I found out that there is something called notes in Razorpay which can be used to get custom data from the frontend. All I had to do was provide a form with fields. Collect the form data, push it to the Razorpay notes field. This to me seemed to be the simplest way to collect order and customer data.

{
  "id": "order_6JUYuvmgCLfgjY",
  "entity": "order",
  "amount": 50000,
  "currency": "INR",
  "attempts": 0,
  "status": "created",
  "receipt": "receipt#42",
  "notes": {
    "customer_name": "Sharath",
    "address_1": "apple street",
    "address_2": "ball disctrict, cat state, dog pin",
    "cart": "3 black elephants"
  },
  "created_at": 1474013013
}

In the above snippet, you can see the notes object where you can add any custom field you fancy.

With this idea in mind, I started building the Crocodaily website. I had a few challenges. I had to implement a cart functionality. If you have worked on creating a cart by scratch, you will know the pain. The cart should be stored in the sessionStorage of the browser. That one was a hard nut to crack.

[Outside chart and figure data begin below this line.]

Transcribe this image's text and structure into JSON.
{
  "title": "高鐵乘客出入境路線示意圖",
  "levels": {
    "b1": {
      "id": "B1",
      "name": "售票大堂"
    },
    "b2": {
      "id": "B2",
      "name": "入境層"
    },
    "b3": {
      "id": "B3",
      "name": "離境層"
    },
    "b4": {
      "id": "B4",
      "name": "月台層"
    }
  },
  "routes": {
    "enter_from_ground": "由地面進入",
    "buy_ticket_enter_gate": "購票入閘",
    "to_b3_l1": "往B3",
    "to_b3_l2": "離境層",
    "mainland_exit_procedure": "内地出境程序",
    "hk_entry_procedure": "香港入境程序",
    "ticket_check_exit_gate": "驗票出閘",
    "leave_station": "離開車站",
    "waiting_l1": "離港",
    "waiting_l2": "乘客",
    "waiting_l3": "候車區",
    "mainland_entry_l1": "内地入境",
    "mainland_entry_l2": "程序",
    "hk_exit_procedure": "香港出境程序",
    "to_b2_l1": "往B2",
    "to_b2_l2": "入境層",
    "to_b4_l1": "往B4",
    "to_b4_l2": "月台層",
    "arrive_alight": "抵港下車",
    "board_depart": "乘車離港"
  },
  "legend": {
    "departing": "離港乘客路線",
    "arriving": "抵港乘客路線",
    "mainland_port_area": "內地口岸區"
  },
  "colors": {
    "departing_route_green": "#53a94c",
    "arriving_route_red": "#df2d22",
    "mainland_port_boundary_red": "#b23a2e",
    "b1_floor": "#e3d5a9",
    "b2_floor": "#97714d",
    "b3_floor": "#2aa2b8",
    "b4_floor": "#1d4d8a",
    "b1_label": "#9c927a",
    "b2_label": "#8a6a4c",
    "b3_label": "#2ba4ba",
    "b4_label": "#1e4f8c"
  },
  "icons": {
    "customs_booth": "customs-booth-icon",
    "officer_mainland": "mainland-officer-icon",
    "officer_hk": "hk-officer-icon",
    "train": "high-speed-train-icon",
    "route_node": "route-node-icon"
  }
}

If you are using Stripe as a payment gateway then you can check out metadata where you can collect cart and customer details.

Cart solution?

Eventually, I found this nice little cart on codepen which was perfect for my case.

I had to do a few changes to it to adopt it on my website.

Email to customers?

When an order goes through, there was no confirmation email sent to the customers. Only Razorpay payment email was sent.

I wanted a custom email to be sent to our customers with the details of the items they have ordered and their address(in case they want to change it).

Luckily, Razorpay has a webhook that sends all these data in JSON format to any URL you specify in its dashboard. So the data was available, I just had to catch it.

I had previously worked on PHP-Mailer to design a form for one of my clients. I chose PHP-Mailer because the client wanted an email to be sent - with a file attachment - whenever someone uploads a file through their form. This came in handy for my application.

I created a free PHP app on heroku with PHP-Mailer installed using composer and wrote a code to catch the POST data sent by Razorpay. I specified the heroku app URL in Razorpay webhook.

This took several trial and errors and finally worked. My next idea is to write the customer details into a Google Spreadsheet as and when the orders happen.

Limitations

Well, there are plenty of limitations. Since the data is manually collected, you have to decide how to use it. In other services, you get this nice little printable customer address and invoice. We don’t have that luxury.

Tracking the shipping is usually done in these CMSs which isn’t possible in our economic ecommerce solution.

Svelte for improvements?

I plan to improve this using Svelte components and speed up the already fast website. This will take a while and I will put the updates here once I implement it.

Crocodaily is now built using Svelte!

Svelte made many logics easy which were harder to implement using Vanilla JavaScript. I have used React, played with Vue but Svelte is something else. I recommend newbie web devs to try it.

Conclusion

This is a completely free ecommerce solution as long as the payment gateways provide custom field options. Try this out if you have simple products say Books to sell. If you have too many products and many variants then stick to Shopify or Snipcart.

I still think $9/month is better than going through all these hacks. You can do it for a good learning experience though.